Liminha abriu o placar para o Palmeiras, aos 4 minutos. Colombo empatou aos 34 minutos. O zagueiro Homero jogou contra as  próprias redes, colocando o Verdão em vantagem aos 42 minutos. No segundo tempo, Jackson empatou novamente aos 3 minutos. Aquiles, aos 20 minutos, marcou o gol da vitória palmeirense, a quebra do tabu e dava o primeiro passo rumo ao título da competição sobre o rival, que aconteceria três dias depois.

O segundo longo jejum palmeirense aconteceu de 6/7/1952 a 21/7/1954. O jogo da quebra do tabu aconteceu em 29/8/1954, na cidade de Barretos, no interior de São Paulo, válida pela Taça Centenário de Barretos. Com um gol de Rodrigues Tatu, aos 28 do segundo tempo, o Verdão quebrou o tabu e garantiu mais uma taça sobre o rival alvinegro.

O terceiro grande tabu do time alviverde foi do dia 22/11/1970 a 4/4/1973.  O jogo da redenção palestrina aconteceu em 26/5/1973, no estádio do Pacaembu, válido pela Taça São Paulo. O Verdão venceu pelo placar de 1 a 0 e quebrou o tabu com um gol de Edu, aos 29 minutos do segundo tempo.

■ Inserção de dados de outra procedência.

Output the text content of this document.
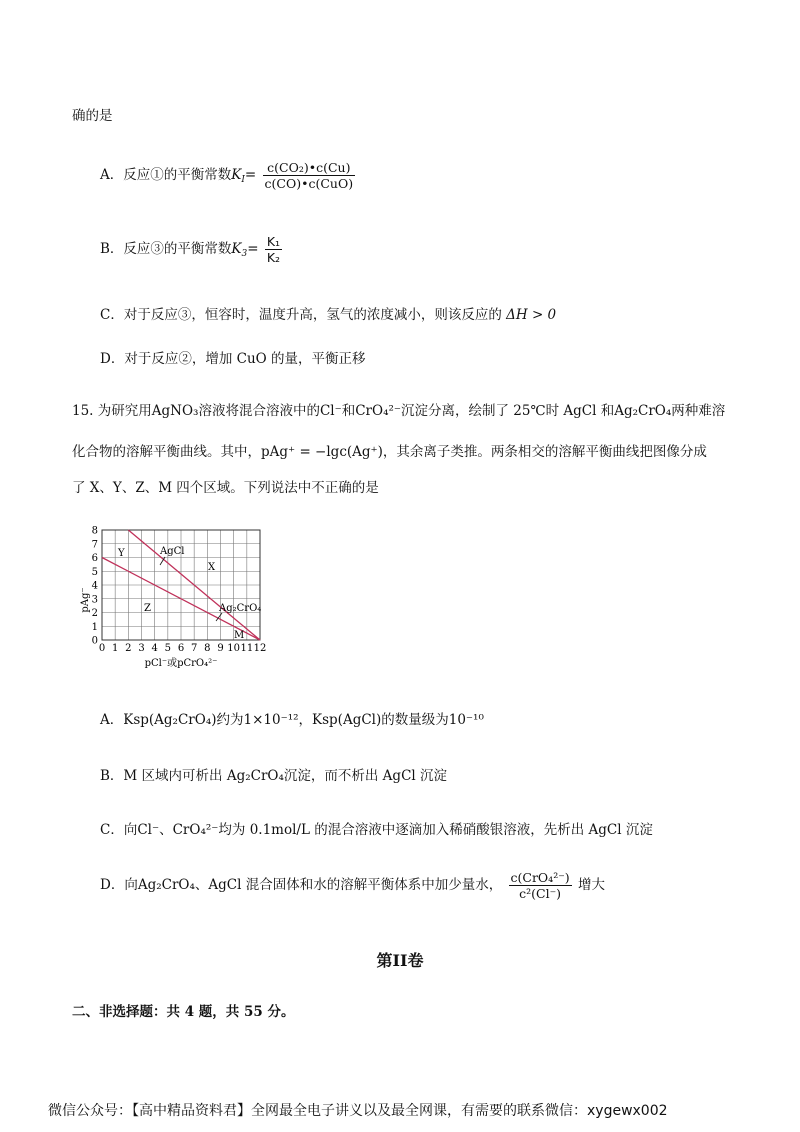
确的是
A．反应①的平衡常数$K_I= \frac{\text{c(CO₂)•c(Cu)}}{\text{c(CO)•c(CuO)}}$
B．反应③的平衡常数$K_3= \frac{\text{K₁}}{\text{K₂}}$
C．对于反应③，恒容时，温度升高，氢气的浓度减小，则该反应的 ΔH > 0
D．对于反应②，增加 CuO 的量，平衡正移
15. 为研究用AgNO₃溶液将混合溶液中的Cl⁻和CrO₄²⁻沉淀分离，绘制了 25℃时 AgCl 和Ag₂CrO₄两种难溶
化合物的溶解平衡曲线。其中，pAg⁺ = −lgc(Ag⁺)，其余离子类推。两条相交的溶解平衡曲线把图像分成
了 X、Y、Z、M 四个区域。下列说法中不正确的是
0 1 2 3 4 5 6 7 8 9 10 11 12
0
1
2
3
4
5
6
7
8
pAg⁻
pCl⁻或pCrO₄²⁻
Y
X
Z
M
AgCl
Ag₂CrO₄
A．Ksp(Ag₂CrO₄)约为1×10⁻¹²，Ksp(AgCl)的数量级为10⁻¹⁰
B．M 区域内可析出 Ag₂CrO₄沉淀，而不析出 AgCl 沉淀
C．向Cl⁻、CrO₄²⁻均为 0.1mol/L 的混合溶液中逐滴加入稀硝酸银溶液，先析出 AgCl 沉淀
D．向Ag₂CrO₄、AgCl 混合固体和水的溶解平衡体系中加少量水， $\frac{\text{c(CrO₄²⁻)}}{\text{c²(Cl⁻)}}$ 增大
第II卷
二、非选择题：共 4 题，共 55 分。
微信公众号：【高中精品资料君】全网最全电子讲义以及最全网课，有需要的联系微信：xygewx002
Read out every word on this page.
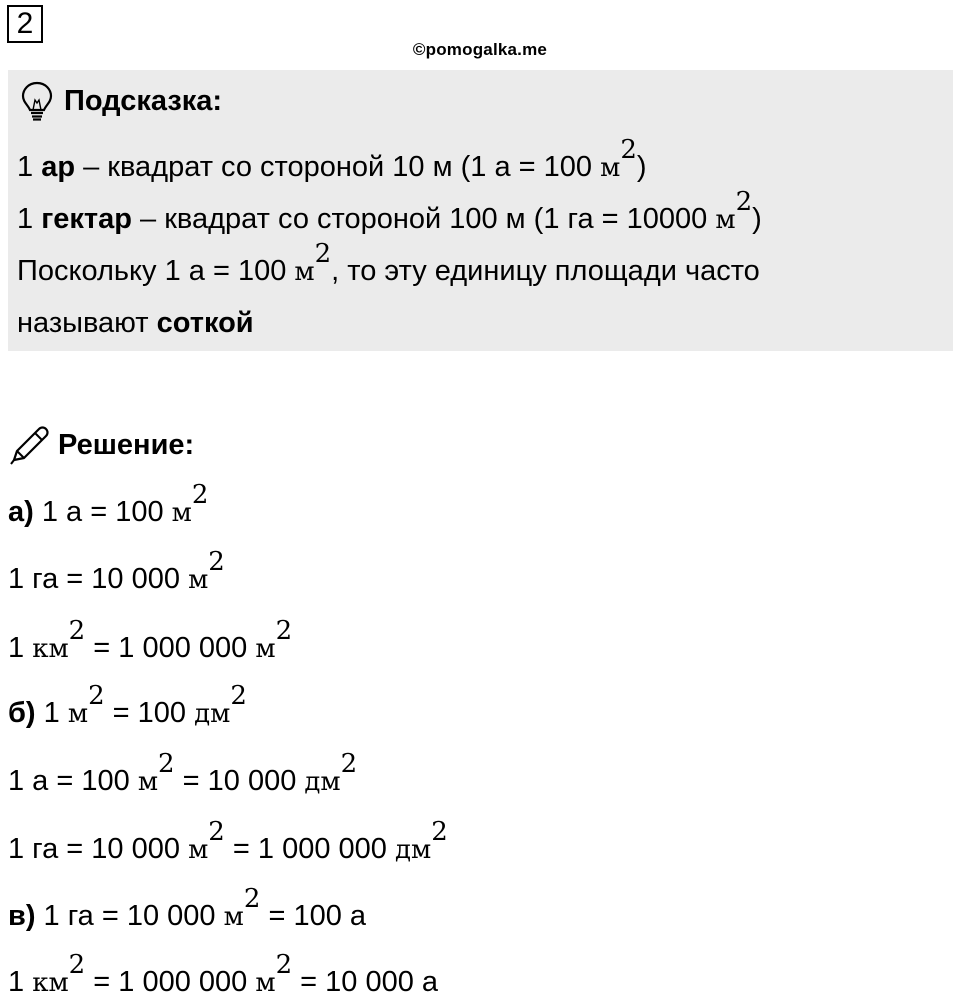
2
©pomogalka.me
Подсказка:
1 ар – квадрат со стороной 10 м (1 а = 100 $м^2$)
1 гектар – квадрат со стороной 100 м (1 га = 10000 $м^2$)
Поскольку 1 а = 100 $м^2$, то эту единицу площади часто
называют соткой
Решение:
а) 1 а = 100 $м^2$
1 га = 10 000 $м^2$
1 $км^2 = 1$ 000 000 $м^2$
б) 1 $м^2 = 100$ $дм^2$
1 а = 100 $м^2 = 10$ 000 $дм^2$
1 га = 10 000 $м^2 = 1$ 000 000 $дм^2$
в) 1 га = 10 000 $м^2 = 100$ а
1 $км^2 = 1$ 000 000 $м^2 = 10$ 000 а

Zé Roberto entra para a história

Com o gol marcado no clássico, o meia palmeirense Zé Roberto entrou para a história do Derby como o jogador mais velho a marcar um gol no tradicional confronto, com 40 anos de idade.

Primeira vez

A derrota para o Palmeiras registrou a primeira derrota do Sport Club Corinthians Paulista em clássicos no seu novo estádio em Itaquera.

Estatísticas

Desde 1915 até hoje, a equipe principal de futebol do Palestra- Palmeiras realizou 5.791 jogos oficiais. A vitória palmeirense diante do Corinthians foi a de número 3.100 na história do clube esmeraldino, que ainda registra 1.416 empates e 1.275 derrotas, com 11.305 gols pró e 6.565 gols contra.